El 17 de diciembre de 2025, los Mossos d’Esquadra llevaron a cabo el desalojo de alrededor de 400 personas, principalmente inmigrantes subsaharianos, del antiguo instituto B9 en el barrio de Sant Roc, Badalona. Esta operación, la mayor de su tipo en Catalunya, fue ordenada por el Ayuntamiento liderado por Xavier García Albiol y ha generado un intenso debate sobre inmigración, vivienda y, sobre todo, convivencia urbana. El edificio abandonado se había convertido en un asentamiento informal con condiciones precarias, con constante presencia de actividades delictivas y escasez de recursos.
La izquierda y demás movimientos afines han encendido los engranajes para perpetuar y alargar la polémica, y no es casual: en el contexto actual, encuestas comoel CEO de la Generalitat revelan un cambio en la percepción pública: el 60% de los catalanes considera que hay «demasiada inmigración», un sentimiento que se eleva al 73% entre los jóvenes. A nivel estatal, sondeos de Sigma Dos indican que el 70% ve los flujos migratorios como excesivos, priorizando el control y las deportaciones. En barrios como Sant Roc, uno de los más pobres de Cataluña, las quejas por inseguridad, suciedad y presión en servicios públicos han sido recurrentes, reflejando un hastío y fatiga social ante las externalidades negativas de la inmigración descontrolada, como ocupaciones irregulares y tensiones comunitarias.
Xavier García Albiol ha defendido el desalojo como cumplimiento de promesas electorales, enfatizando la prioridad en los «vecinos honrados» y rechazando alternativas locales que perpetuarían la ilegalidad. Su postura ha recibido apoyo vecinal en manifestaciones, con lemas como «no es racismo, es civismo», y ha sido respaldada por el PP nacional. Sin embargo, Albiol ha sido vilipendiado por sectores progresistas, acusado de xenofobia y estigmatización; un intento de deslegitimar a quienes abordan directamente problemas estructurales.
Figuras como Salvador Illa han ofrecido una respuesta más matizada, defendiendo la legalidad del operativo pero con ayudas limitadas, como pernoctaciones temporales.
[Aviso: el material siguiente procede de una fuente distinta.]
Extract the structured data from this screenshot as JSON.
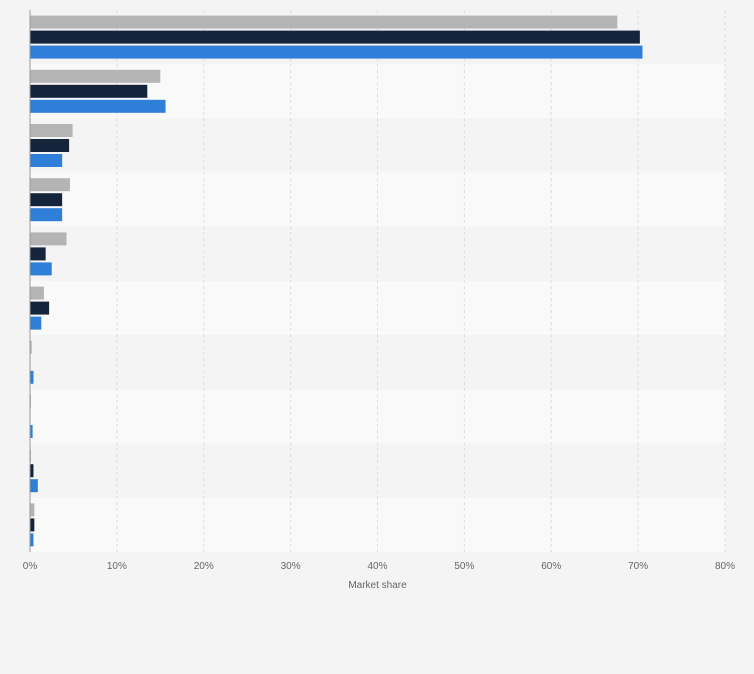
{
  "chart_data": {
    "type": "bar",
    "orientation": "horizontal",
    "title": "",
    "xlabel": "Market share",
    "ylabel": "",
    "xlim": [
      0,
      80
    ],
    "x_ticks": [
      0,
      10,
      20,
      30,
      40,
      50,
      60,
      70,
      80
    ],
    "tick_suffix": "%",
    "grid": true,
    "legend": "none",
    "categories": [
      "",
      "",
      "",
      "",
      "",
      "",
      "",
      "",
      "",
      ""
    ],
    "series": [
      {
        "name": "",
        "color": "#b4b4b4",
        "values": [
          67.6,
          15.0,
          4.9,
          4.6,
          4.2,
          1.6,
          0.2,
          0.1,
          0.1,
          0.5
        ]
      },
      {
        "name": "",
        "color": "#14243a",
        "values": [
          70.2,
          13.5,
          4.5,
          3.7,
          1.8,
          2.2,
          0.0,
          0.0,
          0.4,
          0.5
        ]
      },
      {
        "name": "",
        "color": "#2f7ed8",
        "values": [
          70.5,
          15.6,
          3.7,
          3.7,
          2.5,
          1.3,
          0.4,
          0.3,
          0.9,
          0.4
        ]
      }
    ]
  }
}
Críticos como Isa Serra (Podemos) lo han calificado de «atrocidad inhumana», elevándolo a instancias europeas, mientras que Puigdemont ha reprochado a Illa una «ausencia de liderazgo» y reclamado competencias migratorias para Catalunya. Partidos como ERC y Comuns, junto a entidades sociales, han impulsado protestas solidarias, denunciando la falta de alternativas habitacionales y exigiendo regularizaciones.
Este posicionamiento opositor, en apariencia enfocado en derechos humanos, refleja un cierto nerviosismo ante el creciente descontento popular. Fomentar manifestaciones y debates polarizados sirve para mantener el statu quo, evitando reformas integrales que aborden el control migratorio y la integración efectiva. En lugar de soluciones prácticas, como mayor coordinación institucional, una mirada seria ante los flujos migratorios y una evaluación real de nuestros recursos y experiencia para canalizarlo, estas intervenciones agravan las tensiones, con enfrentamientos verbales en las calles y un debate mediático que prioriza la confrontación sobre el consenso.
En última instancia, el caso de Badalona evidencia problemas sistémicos: la falta de control en fronteras y la concentración de migrantes en zonas vulnerables generan fatiga social. Mientras algunos políticos encaran estas realidades, arriesgando críticas, otros se benefician de su persistencia para movilizar bases ideológicas. Eso sí, siempre ajenos y lejanos a las consecuencias reales de todo ello.